Personal information
- Full name: Wylie Chambers
- Date of birth: 4 October 1928
- Date of death: 9 August 1953 (aged 24)
- Place of death: Royal Melbourne Hospital
- Original team(s): Williamstown Presbyterians
- Height: 185 cm (6 ft 1 in)
- Weight: 80 kg (176 lb)

Playing career^{1}
- Years: Club / Games (Goals)
- 1946–1950: South Melbourne / 48 (7)
- ^{1} Playing statistics correct to the end of 1950.

= Wylie Chambers =

Australian rules footballer

Wylie Chambers (4 October 1928 – 9 August 1953) was an Australian rules footballer who played with South Melbourne in the Victorian Football League (VFL).

A utility from Williamstown Presbyterians, Chambers was just 17 when he made his VFL debut in 1946.

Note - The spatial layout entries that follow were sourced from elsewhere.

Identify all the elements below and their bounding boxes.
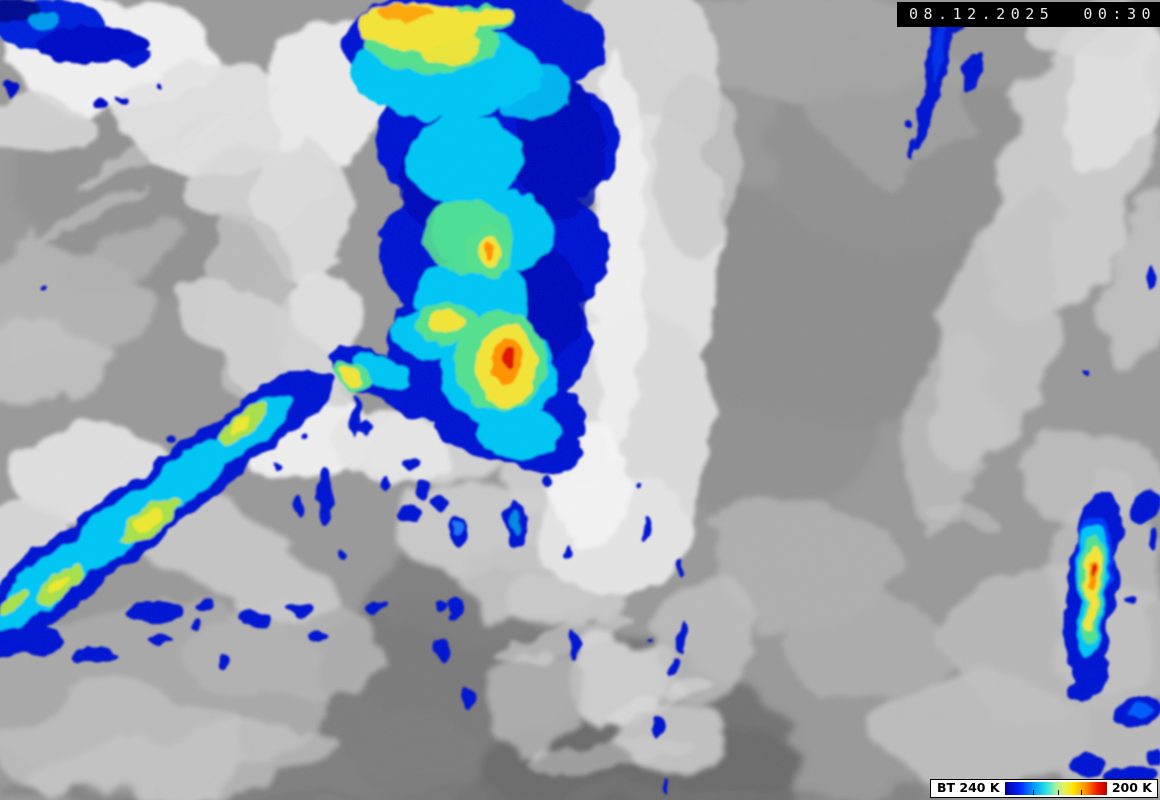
colorbar-gradient xyxy=(1004,782,1107,795)
colorbar-tick xyxy=(1033,790,1035,795)
legend-max-label: 200 K xyxy=(1111,780,1152,796)
colorbar-tick xyxy=(1057,790,1059,795)
colorbar-legend: BT 240 K 200 K xyxy=(930,779,1158,798)
legend-min-label: BT 240 K xyxy=(937,780,1000,796)
timestamp-overlay: 08.12.2025 00:30 xyxy=(897,2,1160,27)
timestamp-text: 08.12.2025 00:30 xyxy=(909,5,1157,23)
colorbar-tick xyxy=(1081,790,1083,795)
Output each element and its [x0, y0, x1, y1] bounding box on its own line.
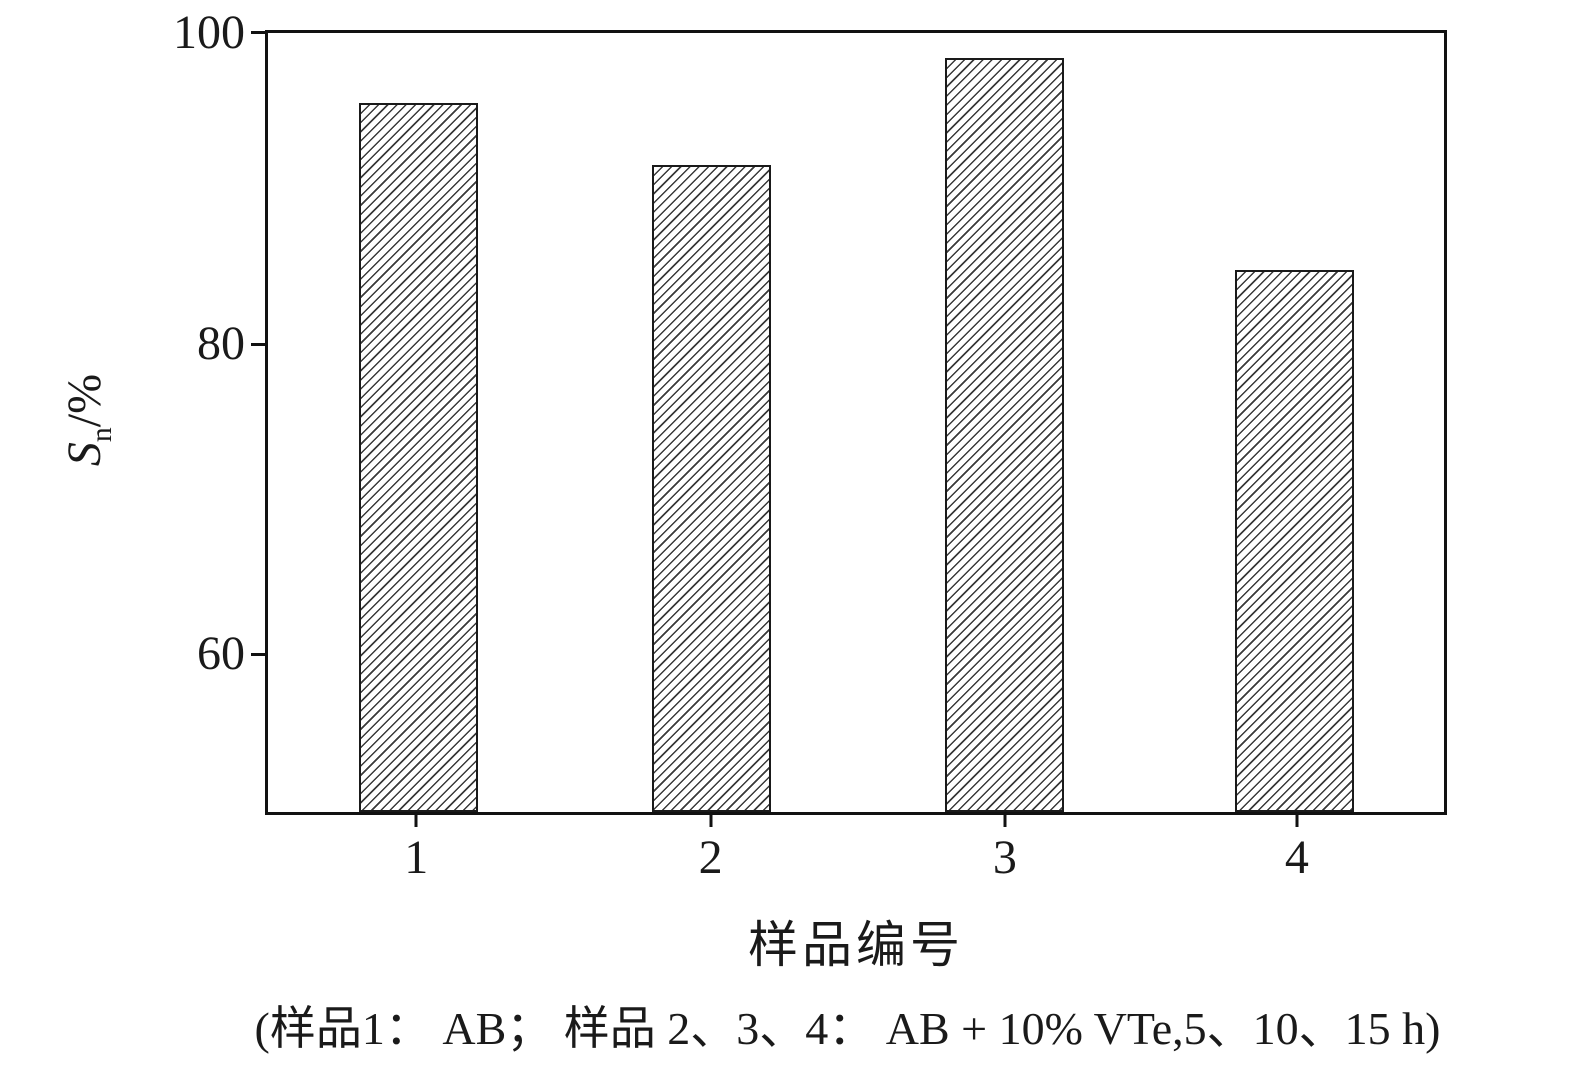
bar-sample-1 [359, 103, 478, 812]
y-axis-label: Sn/% [57, 374, 119, 466]
x-tick-label-4: 4 [1284, 831, 1309, 884]
y-axis-label-unit: /% [58, 373, 112, 428]
y-axis-label-symbol: S [58, 442, 112, 467]
x-tick-label-2: 2 [698, 831, 723, 884]
x-tick-label-3: 3 [992, 831, 1017, 884]
y-tick-label-100: 100 [173, 6, 245, 59]
figure-caption: (样品1： AB； 样品 2、3、4： AB + 10% VTe,5、10、15… [254, 1003, 1441, 1054]
y-axis-label-subscript: n [84, 427, 118, 443]
x-axis-title: 样品编号 [748, 917, 964, 973]
y-tick-mark-80 [251, 343, 265, 346]
x-tick-row: 1 2 3 4 [265, 815, 1447, 905]
y-tick-mark-60 [251, 653, 265, 656]
x-tick-mark-4 [1295, 815, 1299, 827]
y-tick-mark-100 [251, 31, 265, 34]
x-tick-mark-1 [414, 815, 418, 827]
x-tick-mark-2 [709, 815, 713, 827]
bar-sample-3 [944, 57, 1064, 812]
plot-area [265, 30, 1447, 815]
x-tick-mark-3 [1003, 815, 1007, 827]
x-tick-label-1: 1 [404, 831, 429, 884]
y-tick-label-60: 60 [197, 627, 245, 680]
y-tick-label-80: 80 [197, 317, 245, 370]
bar-sample-2 [651, 165, 771, 812]
bar-sample-4 [1235, 269, 1355, 812]
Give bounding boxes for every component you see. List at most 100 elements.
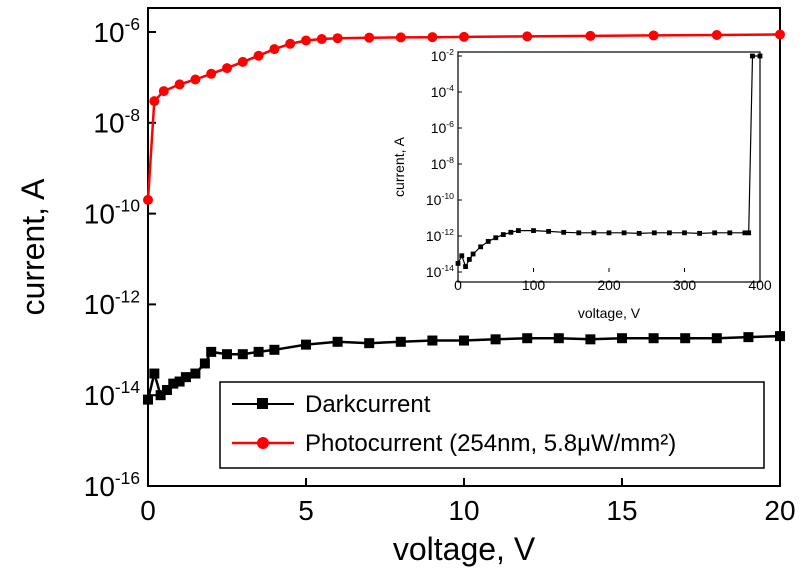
inset-y-tick-label: 10-12 bbox=[426, 227, 454, 244]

After playing 11 games in his first season, he found himself stuck in the seconds during 1947 and requested for a transfer to Williamstown, which was refused by South Melbourne.

Chambers, who was often used as a fullback, put together regular appearances in the seniors over the next three seasons before joining Oakleigh.

In 1953, while working as a constable with Victoria Police, Chambers fell ill and died soon after at Royal Melbourne Hospital.